En el estira y afloja entre Estados Unidos y Corea del Norte sobre la cumbre tentativa en Singapur, el presidente surcoreano Moon Jae-in es el hombre que más trabaja por una solución diplomática entre ambos países. El papel de Moon como mediador se hizo evidente la semana pasada, luego de que el presidente Trump cancelara el pasado jueves la esperada cumbre con el líder norcoreano, Kim Jong-un, prevista para el 12 de junio.

Tras esa noticia abrupta, Kim intentó reabrir las conversaciones y se acercó a Moon. En menos de 24 horas, la caravana de vehículos del presidente surcoreano cruzó la zona desmilitarizada para una reunión con su homólogo norcoreano.

Tras esa reunión, un equipo de funcionarios de EU altamente especializados se reunió en el lado norte de la frontera intercoreana con figuras clave del régimen para organizar la esperada cumbre.

El hecho de que las conversaciones se reanudaran un día después de la sorpresiva reunión intercoreana fue visto por los partidarios de Moon como una señal de su papel cada vez más efectivo.
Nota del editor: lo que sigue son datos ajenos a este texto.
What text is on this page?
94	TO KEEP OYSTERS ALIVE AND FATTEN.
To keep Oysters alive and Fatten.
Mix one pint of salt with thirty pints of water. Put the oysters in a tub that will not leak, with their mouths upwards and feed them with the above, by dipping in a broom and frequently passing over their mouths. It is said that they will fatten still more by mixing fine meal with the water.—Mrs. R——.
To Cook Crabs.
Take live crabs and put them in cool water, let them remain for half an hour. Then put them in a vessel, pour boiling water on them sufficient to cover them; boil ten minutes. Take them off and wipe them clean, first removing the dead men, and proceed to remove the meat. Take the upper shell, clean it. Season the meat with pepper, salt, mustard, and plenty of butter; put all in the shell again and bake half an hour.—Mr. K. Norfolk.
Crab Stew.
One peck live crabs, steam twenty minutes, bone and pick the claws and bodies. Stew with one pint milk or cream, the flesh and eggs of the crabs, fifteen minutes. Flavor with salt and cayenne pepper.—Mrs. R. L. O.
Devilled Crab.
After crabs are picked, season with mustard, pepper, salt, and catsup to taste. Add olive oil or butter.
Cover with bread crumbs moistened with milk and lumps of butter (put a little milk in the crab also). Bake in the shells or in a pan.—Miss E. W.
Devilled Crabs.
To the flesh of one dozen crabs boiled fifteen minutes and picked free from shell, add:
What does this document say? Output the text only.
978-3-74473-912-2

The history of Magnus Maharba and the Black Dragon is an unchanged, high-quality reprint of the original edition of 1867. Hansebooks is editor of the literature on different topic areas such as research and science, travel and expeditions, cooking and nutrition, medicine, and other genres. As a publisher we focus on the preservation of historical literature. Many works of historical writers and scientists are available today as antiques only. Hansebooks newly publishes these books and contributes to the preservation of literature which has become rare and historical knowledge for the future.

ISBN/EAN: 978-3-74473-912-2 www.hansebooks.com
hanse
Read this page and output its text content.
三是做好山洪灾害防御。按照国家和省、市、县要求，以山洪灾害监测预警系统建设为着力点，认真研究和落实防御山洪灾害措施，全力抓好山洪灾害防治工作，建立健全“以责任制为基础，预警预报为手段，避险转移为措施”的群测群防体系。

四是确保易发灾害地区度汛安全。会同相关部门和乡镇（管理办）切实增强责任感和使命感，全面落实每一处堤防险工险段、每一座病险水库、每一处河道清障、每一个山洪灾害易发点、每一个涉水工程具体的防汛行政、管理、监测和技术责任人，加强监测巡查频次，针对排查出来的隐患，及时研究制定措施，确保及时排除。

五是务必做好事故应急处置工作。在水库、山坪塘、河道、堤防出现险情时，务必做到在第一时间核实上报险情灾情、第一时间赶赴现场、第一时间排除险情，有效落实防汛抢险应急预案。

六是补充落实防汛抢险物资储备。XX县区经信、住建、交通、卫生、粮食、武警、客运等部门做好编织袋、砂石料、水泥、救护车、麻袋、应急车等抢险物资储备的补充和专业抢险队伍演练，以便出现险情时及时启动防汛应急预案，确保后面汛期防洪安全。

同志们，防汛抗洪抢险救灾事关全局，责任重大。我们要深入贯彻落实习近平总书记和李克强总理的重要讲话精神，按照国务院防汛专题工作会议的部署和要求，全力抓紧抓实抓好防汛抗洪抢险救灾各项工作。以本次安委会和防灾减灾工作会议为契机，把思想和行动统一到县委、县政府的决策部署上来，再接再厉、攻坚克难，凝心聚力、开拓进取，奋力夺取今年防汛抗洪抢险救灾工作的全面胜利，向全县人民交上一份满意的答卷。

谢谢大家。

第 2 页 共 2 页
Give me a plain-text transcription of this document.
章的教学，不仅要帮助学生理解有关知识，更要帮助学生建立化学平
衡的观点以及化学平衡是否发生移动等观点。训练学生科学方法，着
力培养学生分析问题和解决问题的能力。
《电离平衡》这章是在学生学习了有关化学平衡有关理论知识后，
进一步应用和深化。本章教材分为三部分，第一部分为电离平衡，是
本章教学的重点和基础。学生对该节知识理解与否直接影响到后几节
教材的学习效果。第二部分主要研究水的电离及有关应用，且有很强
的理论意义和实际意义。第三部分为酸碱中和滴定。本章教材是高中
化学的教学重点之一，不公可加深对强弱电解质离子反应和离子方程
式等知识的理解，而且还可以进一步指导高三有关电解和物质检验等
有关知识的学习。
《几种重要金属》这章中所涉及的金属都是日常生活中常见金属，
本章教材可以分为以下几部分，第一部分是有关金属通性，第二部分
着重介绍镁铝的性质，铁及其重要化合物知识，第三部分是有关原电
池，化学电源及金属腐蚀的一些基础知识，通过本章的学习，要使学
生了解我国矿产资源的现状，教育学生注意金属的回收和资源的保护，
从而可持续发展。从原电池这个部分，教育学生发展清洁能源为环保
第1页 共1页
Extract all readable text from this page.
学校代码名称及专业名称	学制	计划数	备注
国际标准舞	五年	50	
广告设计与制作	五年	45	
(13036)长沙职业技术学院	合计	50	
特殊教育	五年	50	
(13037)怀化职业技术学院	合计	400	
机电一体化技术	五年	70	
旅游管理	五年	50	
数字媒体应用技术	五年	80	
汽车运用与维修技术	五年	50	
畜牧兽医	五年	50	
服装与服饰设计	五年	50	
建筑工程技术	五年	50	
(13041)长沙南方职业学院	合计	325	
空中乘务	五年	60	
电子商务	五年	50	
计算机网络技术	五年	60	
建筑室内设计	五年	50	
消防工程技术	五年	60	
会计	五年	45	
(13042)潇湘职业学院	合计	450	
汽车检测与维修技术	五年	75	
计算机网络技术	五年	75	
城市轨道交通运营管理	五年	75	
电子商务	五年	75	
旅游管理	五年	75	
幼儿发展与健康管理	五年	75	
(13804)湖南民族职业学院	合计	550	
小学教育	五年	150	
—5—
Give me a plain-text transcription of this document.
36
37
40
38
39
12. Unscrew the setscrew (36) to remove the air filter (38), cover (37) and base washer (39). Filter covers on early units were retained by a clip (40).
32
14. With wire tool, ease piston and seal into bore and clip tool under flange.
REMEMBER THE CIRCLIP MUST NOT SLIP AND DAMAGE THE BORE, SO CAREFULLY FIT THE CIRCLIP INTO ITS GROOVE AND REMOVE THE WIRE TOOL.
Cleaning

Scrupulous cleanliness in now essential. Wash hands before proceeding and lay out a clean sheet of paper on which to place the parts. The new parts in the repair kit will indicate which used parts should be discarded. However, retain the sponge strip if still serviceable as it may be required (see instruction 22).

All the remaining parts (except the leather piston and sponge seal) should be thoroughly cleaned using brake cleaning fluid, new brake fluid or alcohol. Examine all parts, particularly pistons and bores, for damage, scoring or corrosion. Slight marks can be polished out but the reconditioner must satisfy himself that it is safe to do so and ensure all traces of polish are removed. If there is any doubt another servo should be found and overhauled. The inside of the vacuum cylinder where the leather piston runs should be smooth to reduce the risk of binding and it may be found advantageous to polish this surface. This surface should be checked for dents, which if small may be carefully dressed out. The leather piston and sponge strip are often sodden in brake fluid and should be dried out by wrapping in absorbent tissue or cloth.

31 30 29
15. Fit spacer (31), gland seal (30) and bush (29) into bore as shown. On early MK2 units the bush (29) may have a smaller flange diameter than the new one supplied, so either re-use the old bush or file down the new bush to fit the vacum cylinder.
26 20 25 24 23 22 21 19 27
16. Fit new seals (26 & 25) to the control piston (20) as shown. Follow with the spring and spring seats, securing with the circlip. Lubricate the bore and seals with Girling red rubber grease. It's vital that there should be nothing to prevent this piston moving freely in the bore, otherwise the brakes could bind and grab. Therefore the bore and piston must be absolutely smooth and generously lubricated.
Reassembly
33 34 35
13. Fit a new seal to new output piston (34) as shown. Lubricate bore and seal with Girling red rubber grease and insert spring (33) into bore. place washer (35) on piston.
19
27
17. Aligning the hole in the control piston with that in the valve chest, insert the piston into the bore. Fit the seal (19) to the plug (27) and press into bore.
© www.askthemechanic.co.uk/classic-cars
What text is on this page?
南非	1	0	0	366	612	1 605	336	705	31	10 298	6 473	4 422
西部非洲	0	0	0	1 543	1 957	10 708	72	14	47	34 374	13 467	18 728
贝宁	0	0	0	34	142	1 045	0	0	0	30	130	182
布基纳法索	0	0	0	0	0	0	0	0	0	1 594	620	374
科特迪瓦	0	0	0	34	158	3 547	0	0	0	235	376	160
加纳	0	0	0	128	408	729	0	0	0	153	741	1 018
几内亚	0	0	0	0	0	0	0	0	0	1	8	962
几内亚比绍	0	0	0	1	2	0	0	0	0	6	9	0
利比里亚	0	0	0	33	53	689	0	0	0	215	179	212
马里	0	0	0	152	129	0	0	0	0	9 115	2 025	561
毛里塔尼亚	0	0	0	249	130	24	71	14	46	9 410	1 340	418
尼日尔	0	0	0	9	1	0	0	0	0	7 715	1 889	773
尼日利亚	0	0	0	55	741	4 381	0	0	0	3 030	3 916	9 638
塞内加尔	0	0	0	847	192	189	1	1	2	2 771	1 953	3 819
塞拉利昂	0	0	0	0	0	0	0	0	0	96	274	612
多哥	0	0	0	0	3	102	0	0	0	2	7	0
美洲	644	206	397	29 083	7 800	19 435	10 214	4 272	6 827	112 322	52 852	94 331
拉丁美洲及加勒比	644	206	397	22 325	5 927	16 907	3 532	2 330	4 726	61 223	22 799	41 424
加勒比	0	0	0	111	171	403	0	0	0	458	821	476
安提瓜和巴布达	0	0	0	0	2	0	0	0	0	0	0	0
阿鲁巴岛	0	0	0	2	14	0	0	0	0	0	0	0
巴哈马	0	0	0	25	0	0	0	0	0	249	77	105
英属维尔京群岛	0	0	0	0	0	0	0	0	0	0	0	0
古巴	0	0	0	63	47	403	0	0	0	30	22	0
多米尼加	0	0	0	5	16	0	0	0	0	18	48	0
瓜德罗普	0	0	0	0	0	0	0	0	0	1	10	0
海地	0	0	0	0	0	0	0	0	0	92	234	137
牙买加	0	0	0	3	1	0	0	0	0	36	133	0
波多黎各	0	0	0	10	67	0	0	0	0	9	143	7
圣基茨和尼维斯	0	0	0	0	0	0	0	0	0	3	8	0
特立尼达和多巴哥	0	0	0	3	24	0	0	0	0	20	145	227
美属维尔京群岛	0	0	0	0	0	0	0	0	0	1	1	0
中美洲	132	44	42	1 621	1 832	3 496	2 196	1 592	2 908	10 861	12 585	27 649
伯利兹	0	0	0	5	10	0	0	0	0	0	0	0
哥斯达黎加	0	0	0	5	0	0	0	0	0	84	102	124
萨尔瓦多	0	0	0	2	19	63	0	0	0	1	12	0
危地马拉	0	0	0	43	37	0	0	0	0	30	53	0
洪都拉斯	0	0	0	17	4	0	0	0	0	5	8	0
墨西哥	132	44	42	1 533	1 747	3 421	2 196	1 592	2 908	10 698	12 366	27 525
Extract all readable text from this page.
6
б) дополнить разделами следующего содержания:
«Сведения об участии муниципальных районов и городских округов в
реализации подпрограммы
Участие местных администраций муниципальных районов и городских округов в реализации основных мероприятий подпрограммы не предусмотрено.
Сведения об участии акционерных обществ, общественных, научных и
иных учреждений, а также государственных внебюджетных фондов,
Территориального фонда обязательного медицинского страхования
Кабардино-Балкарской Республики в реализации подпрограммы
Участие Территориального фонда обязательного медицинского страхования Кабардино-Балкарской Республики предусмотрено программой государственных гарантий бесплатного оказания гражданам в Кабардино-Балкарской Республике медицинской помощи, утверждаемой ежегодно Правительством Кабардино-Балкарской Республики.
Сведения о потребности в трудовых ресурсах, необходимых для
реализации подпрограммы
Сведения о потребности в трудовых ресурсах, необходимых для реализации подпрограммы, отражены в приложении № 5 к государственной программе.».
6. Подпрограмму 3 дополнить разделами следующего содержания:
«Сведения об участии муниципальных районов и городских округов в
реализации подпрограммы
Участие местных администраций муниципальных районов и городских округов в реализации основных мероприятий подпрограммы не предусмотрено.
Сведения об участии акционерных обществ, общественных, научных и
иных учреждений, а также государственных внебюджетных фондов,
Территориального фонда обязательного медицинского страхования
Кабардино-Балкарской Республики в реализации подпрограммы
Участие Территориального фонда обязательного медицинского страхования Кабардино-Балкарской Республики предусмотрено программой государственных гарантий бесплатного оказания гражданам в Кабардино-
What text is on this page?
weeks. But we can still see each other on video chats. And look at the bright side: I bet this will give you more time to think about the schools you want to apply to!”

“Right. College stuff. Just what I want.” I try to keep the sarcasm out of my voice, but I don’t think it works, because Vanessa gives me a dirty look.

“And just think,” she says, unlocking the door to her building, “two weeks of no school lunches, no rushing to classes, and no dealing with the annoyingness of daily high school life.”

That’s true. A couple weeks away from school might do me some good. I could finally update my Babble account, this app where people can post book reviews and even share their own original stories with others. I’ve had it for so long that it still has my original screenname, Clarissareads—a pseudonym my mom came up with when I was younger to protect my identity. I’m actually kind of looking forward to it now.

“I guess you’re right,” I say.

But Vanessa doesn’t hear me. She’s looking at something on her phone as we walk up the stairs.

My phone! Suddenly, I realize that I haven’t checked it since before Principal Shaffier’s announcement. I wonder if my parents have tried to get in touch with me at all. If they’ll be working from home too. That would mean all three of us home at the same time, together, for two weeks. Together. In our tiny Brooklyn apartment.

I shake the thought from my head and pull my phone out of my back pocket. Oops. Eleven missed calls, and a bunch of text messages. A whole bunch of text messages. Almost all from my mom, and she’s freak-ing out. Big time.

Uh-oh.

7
Moon se comprometió durante su campaña del 2017 a tomar el “asiento del conductor” para lograr la desnuclearización de Corea del Norte.

De hecho, el propio Moon podría viajar a Singapur en junio para celebrar una cumbre trilateral con Kim y Trump, admitió la oficina presidencial surcoreana, al añadir que la decisión dependerá de las actuales conversaciones que mantienen las delegaciones.